As an accounting regulation, IFRS 17 demands unprecedented levels of connectivity and collaboration between insurers’ actuarial and finance departments, especially in the way they manage their data. Data governance has rarely been a strong suit for actuaries. So their challenge will be not only to play as a team but also to raise their game – by applying finance’s rigorous standards of control to actuarial modeling.
Accountants’ financial controls have been under the regulatory microscope since the WorldCom and ENRON scandals, which lead to legislation like Sarbanes-Oxley that insists on efficient, documented controls. Under the increased demands of IFRS 17, actuaries will also need to demonstrate robust controls, either embedded in, or wrapped around their systems – and less reliance on unmanaged spreadsheets.
The convergence of financial and actuarial practices engenders a need for consistency between them. Finance systems and actuarial systems both contain assumptions, such as yield curves or assumed inflation rates, which must be aligned for the combined outputs to make sense. Actuaries tend to fragment their data across different bases, groupings and calculation types, and then distribute them across large grids to speed up the calculations. Now, they need to reverse this fragmentation and find a common language to pass information coherently between themselves and finance. For example, they need to assign data from results to lines in the chart of accounts.
Therefore, to support convergence and consistency under IFRS 17, actuaries will need to:
- Provide for common assumptions information, shared between accounting and actuarial systems, with a clear link between the input assumptions and the calculations that use them.
- Ensure reproducible and traceable results, with locked-down data that demonstrates links between inputs and outputs.
- Add governance data to reporting data, so that reports can show not just results, but the steps and approvals that led to those results.
- “Translate” the large, distributed data sets produced by actuaries into the specific values needed by the finance team, through controlled mapping mechanisms.
- Implement robust reconciliation processes to check the completeness and accuracy of any data transfers between systems.
- Allow for both volume and granularity in data retention and storage policies. Each new regulation requires new metrics to be calculated, increasing the amount of data that needs to be stored, and IFRS 17 is no exception. However, the introduction of grouping for IFRS calculations, particularly the contractual service margin, may make storage requirements less significant than early estimates suggested.
- Put in place a controlled, documented process for any mechanisms used to make actuarial adjustments to data before it is published.

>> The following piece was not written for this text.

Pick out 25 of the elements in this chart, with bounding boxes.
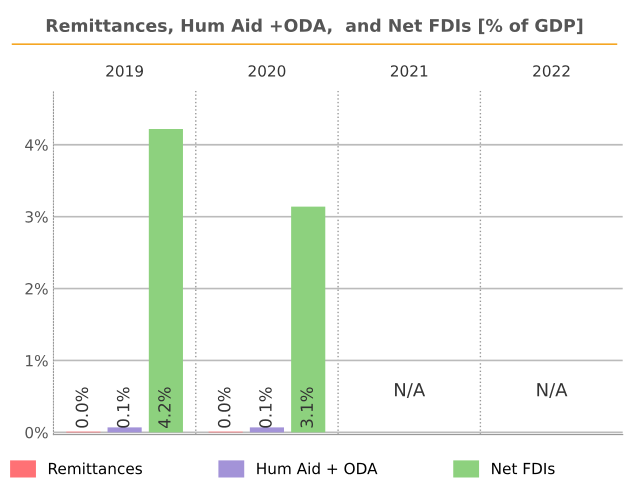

By following these recommendations for data management, insurers will be in a far stronger position to achieve compliance with IFRS 17. But there is a greater opportunity here, namely for actuaries to move their data systems and processes into the same, premier league of governance and control as the finance department. Taking their cue from regulation in this way will, in turn, help them increase efficiency, ensure accuracy, support collaboration and, above all, create a more robust and meaningful framework for risk management.